1,000 reported, 0 prosecuted
Before Drill-Mellum’s conviction, there were more than 1,000 sex assaults reported since 2010 to the Aurora Center, the school’s rape prevention and victim advocacy department, according to a Star Tribune review of the center’s reports. Yet, according to Eichele, the total number of assault prosecutions was zero.
Eichele said a representative from Dayton’s office reached out to her to see if any policy changes could be made on a state level.
“I am appalled that so many cases of campus sexual assault are not being prosecuted,” Gov. Mark Dayton said in a statement to the Star Tribune. “While those cases are the responsibilities of local law enforcement agencies and Minnesota’s colleges and universities, we will continue working to determine what can be done at the state level to bring those sexual criminals to justice.”
Representatives from Dayton and Franken’s office had already spoken to Honold and her attorney, Amy Isenor, before the story ran about doing more to hold campus rapists accountable, and said they will continue to communicate with each other.
“Abby has shown tremendous courage in coming forward and in her determination to make sure that her attacker was brought to justice,” Franken said in a statement. “Her efforts have shed light on problems in how the system handles sexual assault cases, and I look forward to meeting with Abby personally and continuing to work with her and her team to bring about positive change.”
Randolph, the officer who reopened the investigation, said he’s been asked to give a presentation to the Minneapolis City Council about why the case was not initially prosecuted.
“The national pressure has been there for colleges to do more,” Randolph said, “but the scenario needs to be tweaked so that prosecutors are doing more to take on these serious cases.”
Meanwhile, Honold says she’s been overwhelmed by the positive response to her story, which was shared all over the country. A week after it was published, she found herself in front of Dr. Phil.
A producer for the syndicated show had seen the story and flew Honold, Isenor and Randolph to Los Angeles to tape an episode set to air on Monday.
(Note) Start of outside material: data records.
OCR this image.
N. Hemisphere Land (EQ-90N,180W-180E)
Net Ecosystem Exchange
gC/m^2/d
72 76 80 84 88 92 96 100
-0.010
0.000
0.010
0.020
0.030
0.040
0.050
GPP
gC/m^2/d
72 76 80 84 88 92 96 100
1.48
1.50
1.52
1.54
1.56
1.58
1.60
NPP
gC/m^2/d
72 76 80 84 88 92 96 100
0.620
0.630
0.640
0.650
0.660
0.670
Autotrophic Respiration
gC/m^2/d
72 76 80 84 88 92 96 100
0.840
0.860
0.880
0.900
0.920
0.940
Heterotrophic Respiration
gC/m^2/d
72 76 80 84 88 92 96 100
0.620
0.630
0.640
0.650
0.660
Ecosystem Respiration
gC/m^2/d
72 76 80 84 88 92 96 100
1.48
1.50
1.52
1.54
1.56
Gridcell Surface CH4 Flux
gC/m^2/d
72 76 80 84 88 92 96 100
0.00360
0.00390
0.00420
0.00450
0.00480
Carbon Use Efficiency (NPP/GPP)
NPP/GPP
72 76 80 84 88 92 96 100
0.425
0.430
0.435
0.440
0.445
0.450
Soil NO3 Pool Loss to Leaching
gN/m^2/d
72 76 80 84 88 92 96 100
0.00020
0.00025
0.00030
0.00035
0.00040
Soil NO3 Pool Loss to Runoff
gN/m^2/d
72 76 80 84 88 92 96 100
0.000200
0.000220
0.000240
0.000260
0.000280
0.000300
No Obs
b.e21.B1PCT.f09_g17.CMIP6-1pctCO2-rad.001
Honold said she’s also been approached about making a movie based on her life, an offer she’s still considering. She never expected national attention, she added.
Rape survivors from around the country whose perpetrators were never charged have reached out to her, happy about the ultimate outcome of her case.
“It’s probably the best feeling to show that it can happen, even though it rarely happens,” she said.
But the attention, she said, has taken a toll. She said she has difficultly sleeping and has been so overwhelmed that although she still expects to graduate in the fall, she hasn’t gone back to school since the story came out.
“It’s been difficult to feel like I’m reliving my story all of the time,” she said. “But I still know the good of my story will outweigh any negative consequences.”